Since 2008 I’ve been working in theoretical astrophysics with Roger Blandford. Astrophysics is a great field to study because of the diversity and the scale of the phenomena in our universe. The universe is a laboratory for extreme physics beyond anything we can create on Earth: extreme gravity around black holes, extreme electrodynamics around neutron stars, and cosmic rays with ten million times more energy than our best machines.
I study cosmic rays, high-energy particles streaming through space nearly at the speed of light. Nature finds a way to accelerate these particles to higher energies up to and beyond anything humans can do on Earth.
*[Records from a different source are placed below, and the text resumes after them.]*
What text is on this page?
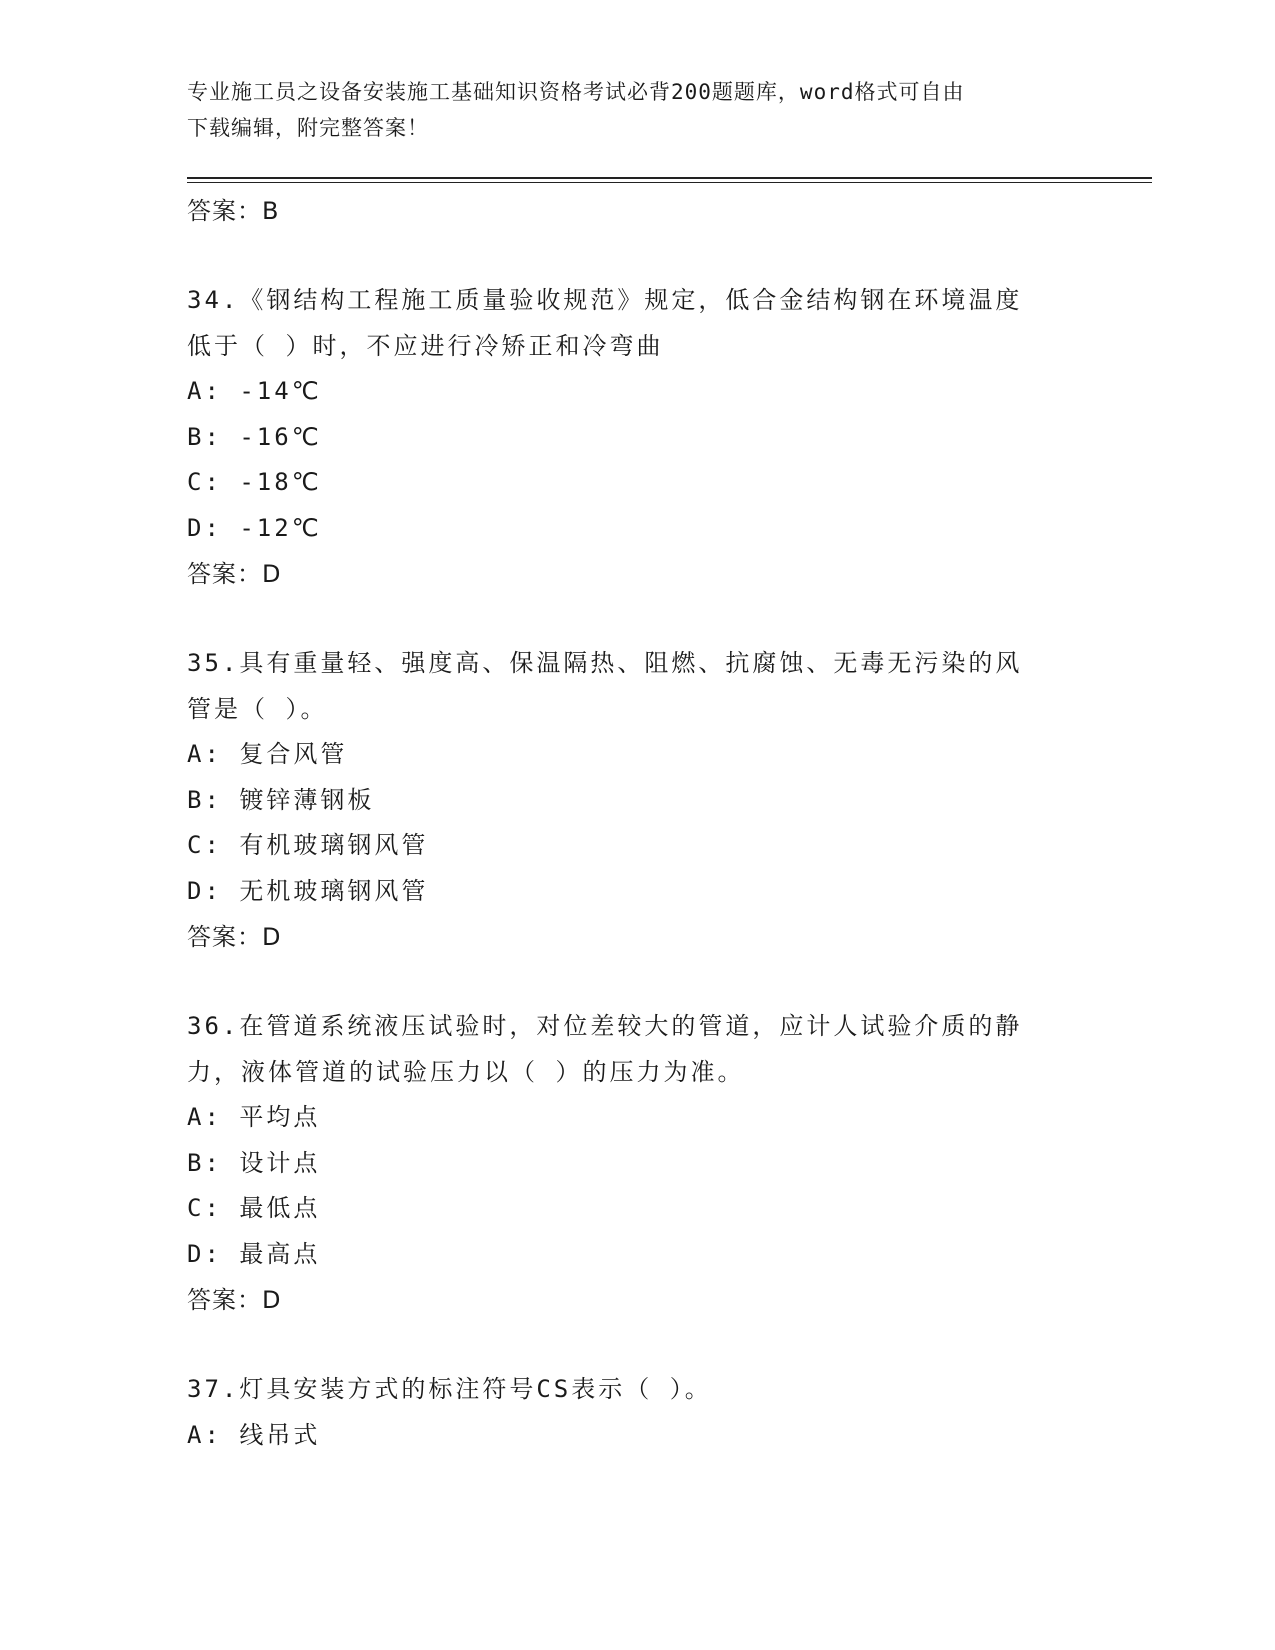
专业施工员之设备安装施工基础知识资格考试必背200题题库，word格式可自由
下载编辑，附完整答案！
答案：B
34.《钢结构工程施工质量验收规范》规定，低合金结构钢在环境温度
低于（ ）时，不应进行冷矫正和冷弯曲
A: -14℃
B: -16℃
C: -18℃
D: -12℃
答案：D
35.具有重量轻、强度高、保温隔热、阻燃、抗腐蚀、无毒无污染的风
管是（ ）。
A: 复合风管
B: 镀锌薄钢板
C: 有机玻璃钢风管
D: 无机玻璃钢风管
答案：D
36.在管道系统液压试验时，对位差较大的管道，应计人试验介质的静
力，液体管道的试验压力以（ ）的压力为准。
A: 平均点
B: 设计点
C: 最低点
D: 最高点
答案：D
37.灯具安装方式的标注符号CS表示（ ）。
A: 线吊式
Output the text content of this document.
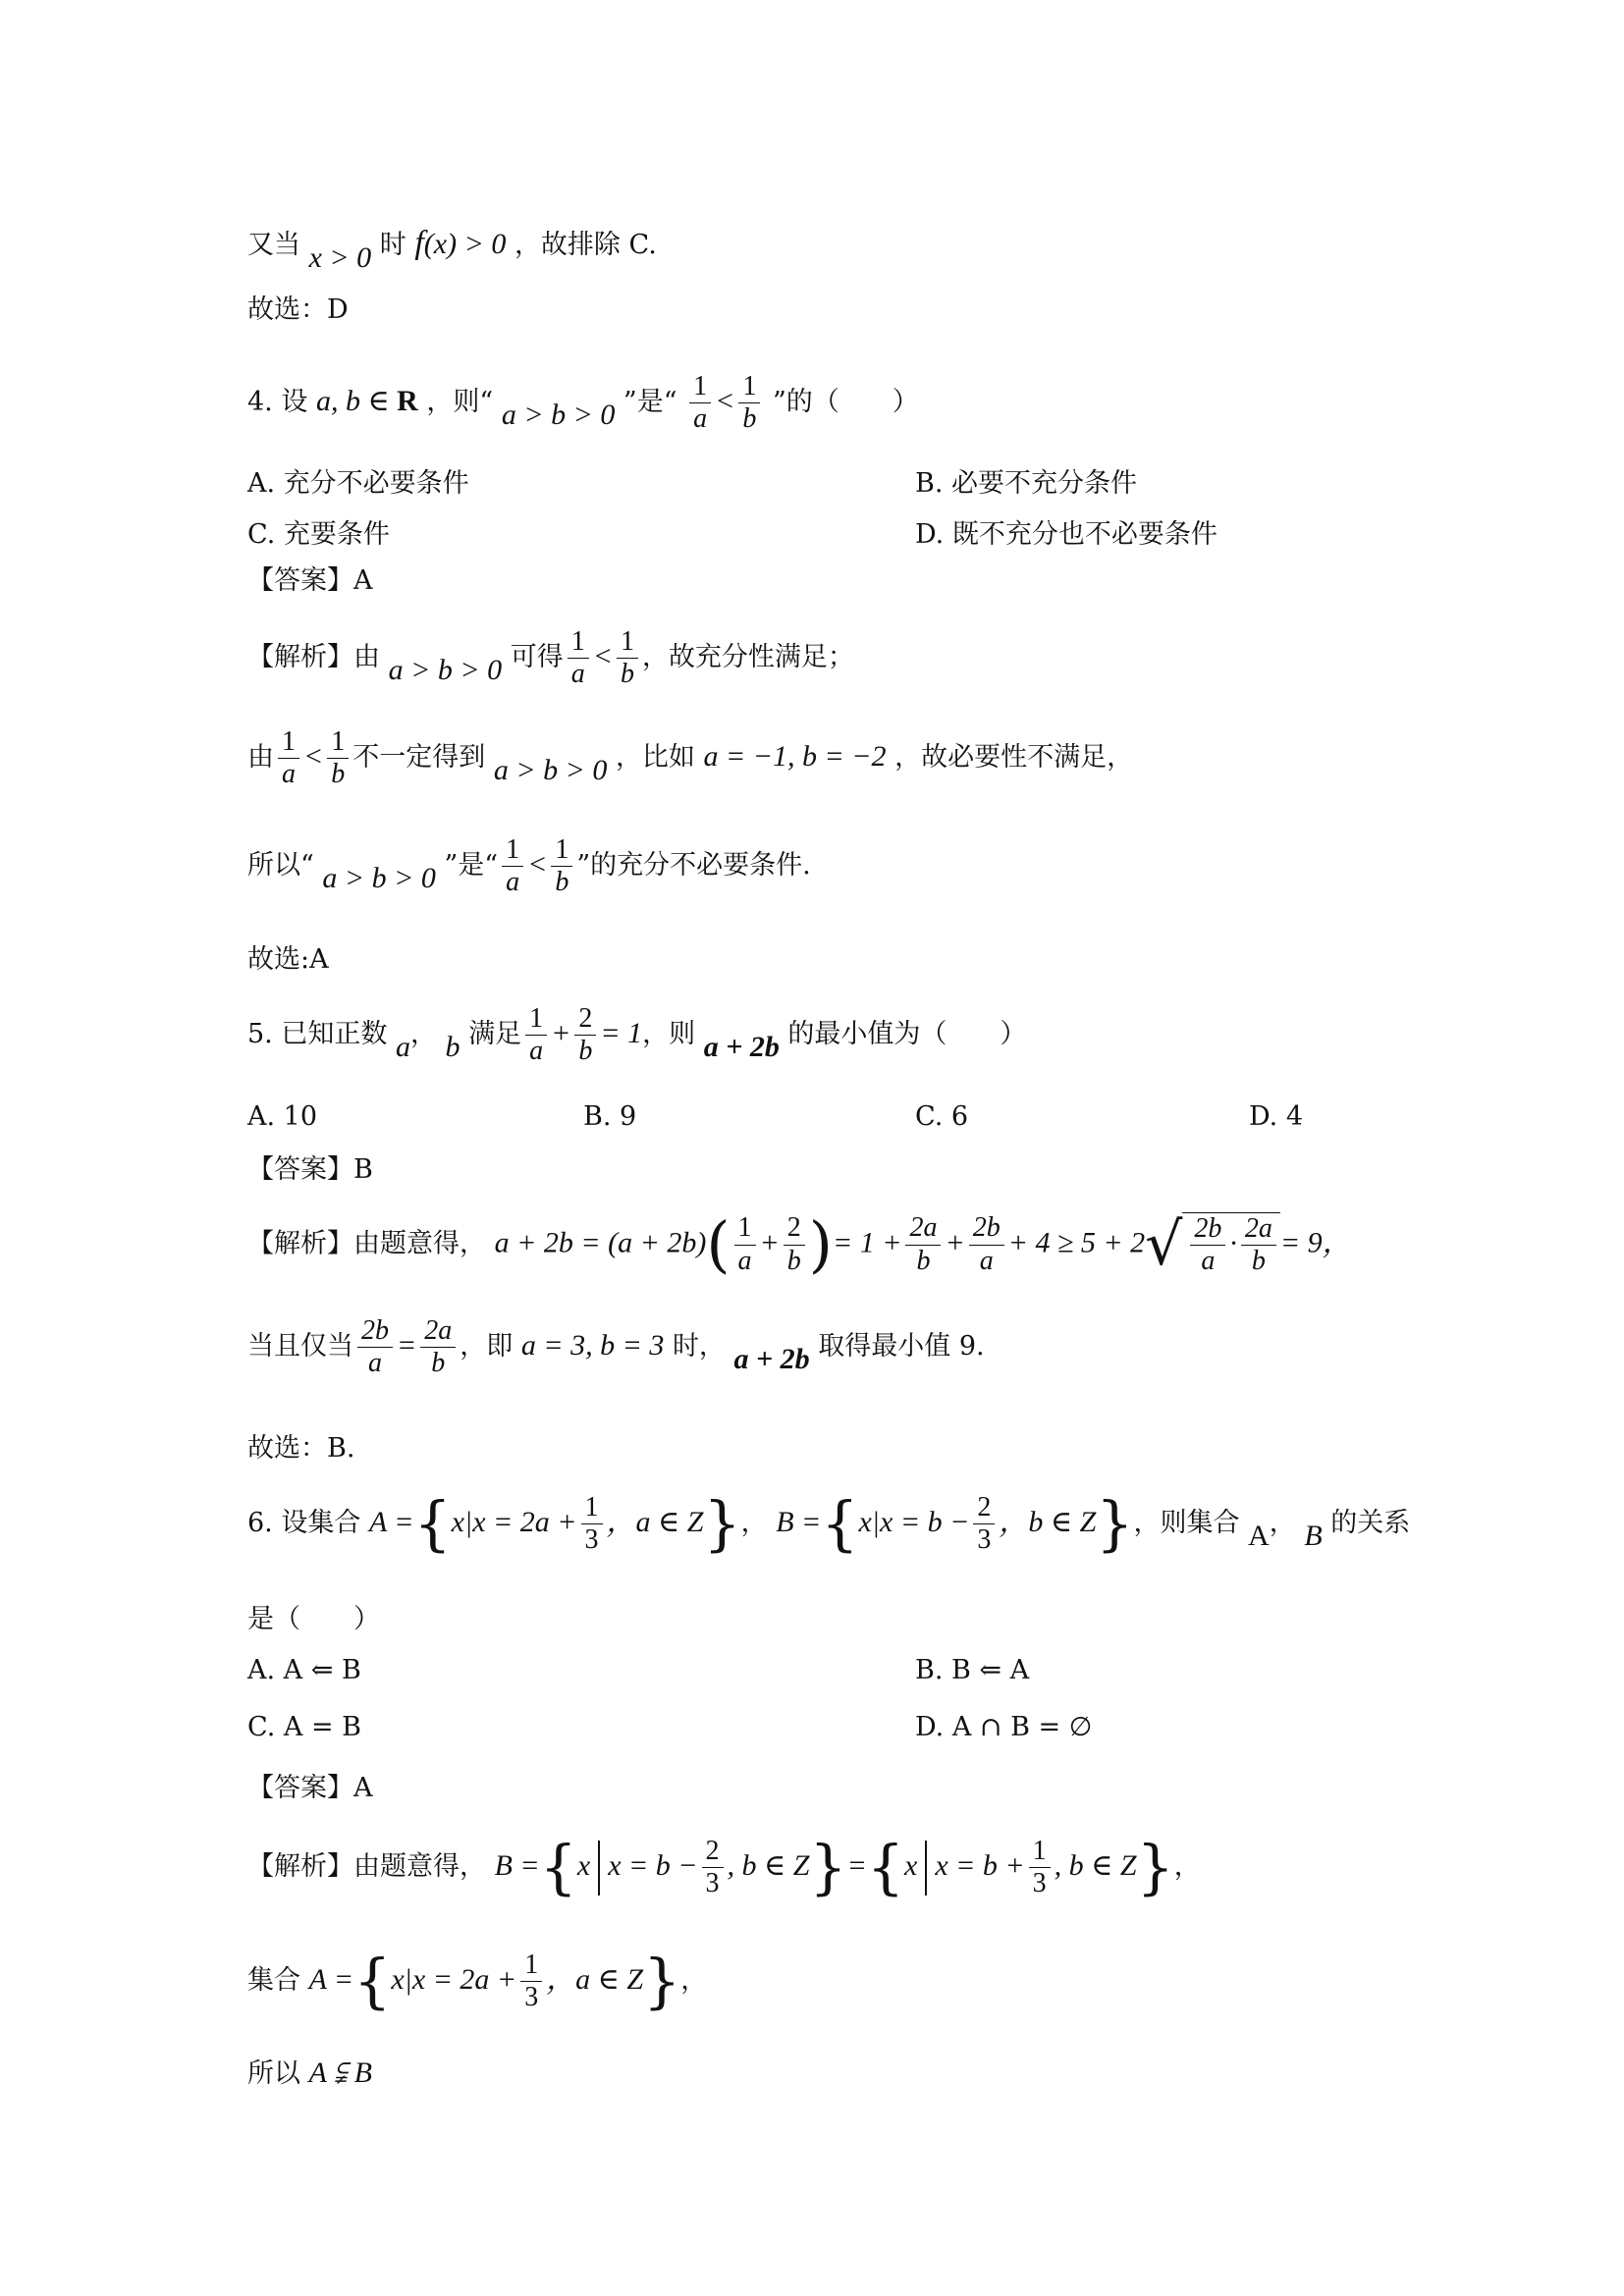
又当 x > 0 时 f(x) > 0 ，故排除 C.
故选：D
4. 设 a, b ∈ R ，则“ a > b > 0 ”是“ $\frac{1}{a} < \frac{1}{b}$ ”的（　　）
A. 充分不必要条件	B. 必要不充分条件
C. 充要条件	D. 既不充分也不必要条件
【答案】A
【解析】由 a > b > 0 可得 $\frac{1}{a} < \frac{1}{b}$ ，故充分性满足；
由 $\frac{1}{a} < \frac{1}{b}$ 不一定得到 a > b > 0 ，比如 a = −1, b = −2 ，故必要性不满足，
所以“ a > b > 0 ”是“ $\frac{1}{a} < \frac{1}{b}$ ”的充分不必要条件.
故选:A
5. 已知正数 a， b 满足 $\frac{1}{a} + \frac{2}{b} = 1$，则 a + 2b 的最小值为（　　）
A. 10	B. 9	C. 6	D. 4
【答案】B
【解析】由题意得， $a + 2b = (a + 2b)( \frac{1}{a} + \frac{2}{b}$ )= $1 + \frac{2a}{b} + \frac{2b}{a} + 4 \ge 5 + 2√ \frac{2b}{a} \cdot \frac{2a}{b} = 9$，
当且仅当 $\frac{2b}{a} = \frac{2a}{b}$ ，即 a = 3, b = 3 时， a + 2b 取得最小值 9.
故选：B.
6. 设集合 $A =\{x|x = 2a + \frac{1}{3}$ ，a ∈ Z}， $B =\{x|x = b - \frac{2}{3}$ ，b ∈ Z}，则集合 A， B 的关系
是（　　）
A. A ⇐ B	B. B ⇐ A
C. A = B	D. A ∩ B = ∅
【答案】A
【解析】由题意得， B ={x $x = b - \frac{2}{3}$ , b ∈ Z}={x $x = b + \frac{1}{3}$ , b ∈ Z}，
集合 $A =\{x|x = 2a + \frac{1}{3}$ ，a ∈ Z}，
所以 A ⫋ B
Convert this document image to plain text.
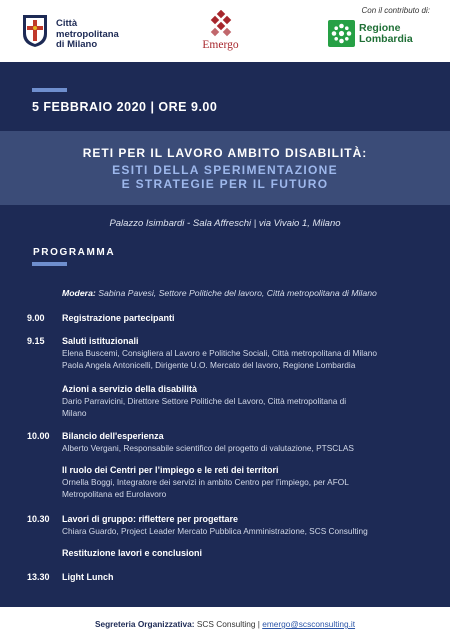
Città
metropolitana
di Milano	Emergo
Con il contributo di:
Regione
Lombardia
5 FEBBRAIO 2020 | ORE 9.00
RETI PER IL LAVORO AMBITO DISABILITÀ:
ESITI DELLA SPERIMENTAZIONE
E STRATEGIE PER IL FUTURO
Palazzo Isimbardi - Sala Affreschi | via Vivaio 1, Milano
PROGRAMMA
Modera: Sabina Pavesi, Settore Politiche del lavoro, Città metropolitana di Milano
9.00 Registrazione partecipanti
9.15 Saluti istituzionali
Elena Buscemi, Consigliera al Lavoro e Politiche Sociali, Città metropolitana di Milano
Paola Angela Antonicelli, Dirigente U.O. Mercato del lavoro, Regione Lombardia
Azioni a servizio della disabilità
Dario Parravicini, Direttore Settore Politiche del Lavoro, Città metropolitana di
Milano
10.00 Bilancio dell'esperienza
Alberto Vergani, Responsabile scientifico del progetto di valutazione, PTSCLAS
Il ruolo dei Centri per l’impiego e le reti dei territori
Ornella Boggi, Integratore dei servizi in ambito Centro per l’impiego, per AFOL
Metropolitana ed Eurolavoro
10.30 Lavori di gruppo: riflettere per progettare
Chiara Guardo, Project Leader Mercato Pubblica Amministrazione, SCS Consulting
Restituzione lavori e conclusioni
13.30 Light Lunch
Segreteria Organizzativa: SCS Consulting | emergo@scsconsulting.it
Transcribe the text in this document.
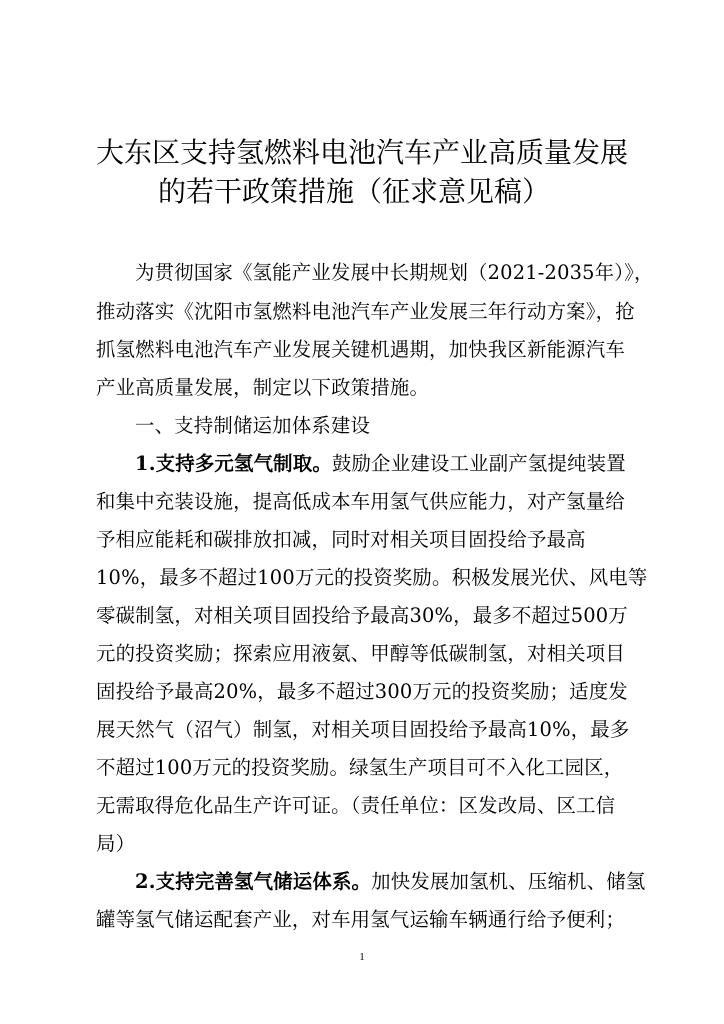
大东区支持氢燃料电池汽车产业高质量发展
的若干政策措施（征求意见稿）
为贯彻国家《氢能产业发展中长期规划（2021-2035年）》，
推动落实《沈阳市氢燃料电池汽车产业发展三年行动方案》，抢
抓氢燃料电池汽车产业发展关键机遇期，加快我区新能源汽车
产业高质量发展，制定以下政策措施。
一、支持制储运加体系建设
1.支持多元氢气制取。鼓励企业建设工业副产氢提纯装置
和集中充装设施，提高低成本车用氢气供应能力，对产氢量给
予相应能耗和碳排放扣减，同时对相关项目固投给予最高
10%，最多不超过100万元的投资奖励。积极发展光伏、风电等
零碳制氢，对相关项目固投给予最高30%，最多不超过500万
元的投资奖励；探索应用液氨、甲醇等低碳制氢，对相关项目
固投给予最高20%，最多不超过300万元的投资奖励；适度发
展天然气（沼气）制氢，对相关项目固投给予最高10%，最多
不超过100万元的投资奖励。绿氢生产项目可不入化工园区，
无需取得危化品生产许可证。（责任单位：区发改局、区工信
局）
2.支持完善氢气储运体系。加快发展加氢机、压缩机、储氢
罐等氢气储运配套产业，对车用氢气运输车辆通行给予便利；
1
We’ve known about these particles for over a hundred years, but we still haven’t figured out the whole story of exactly how and where these particles are accelerated.
My collaborators and I are developing a model where the highest-energy cosmic rays come from the giant accretion shocks around the large-scale structure of galaxies, which can be seen in the figure to the right, a temperature map from a cosmological hydrodynamic simulation from Kirk Barrow.
I have also worked on Galactic cosmic rays from supernova remnants, the giant shockwaves from exploding stars. These shockwaves travel at thousands of kilometers per second and accelerate cosmic rays in our galaxy, but these shocks cannot create the highest-energy cosmic rays we’ve observed.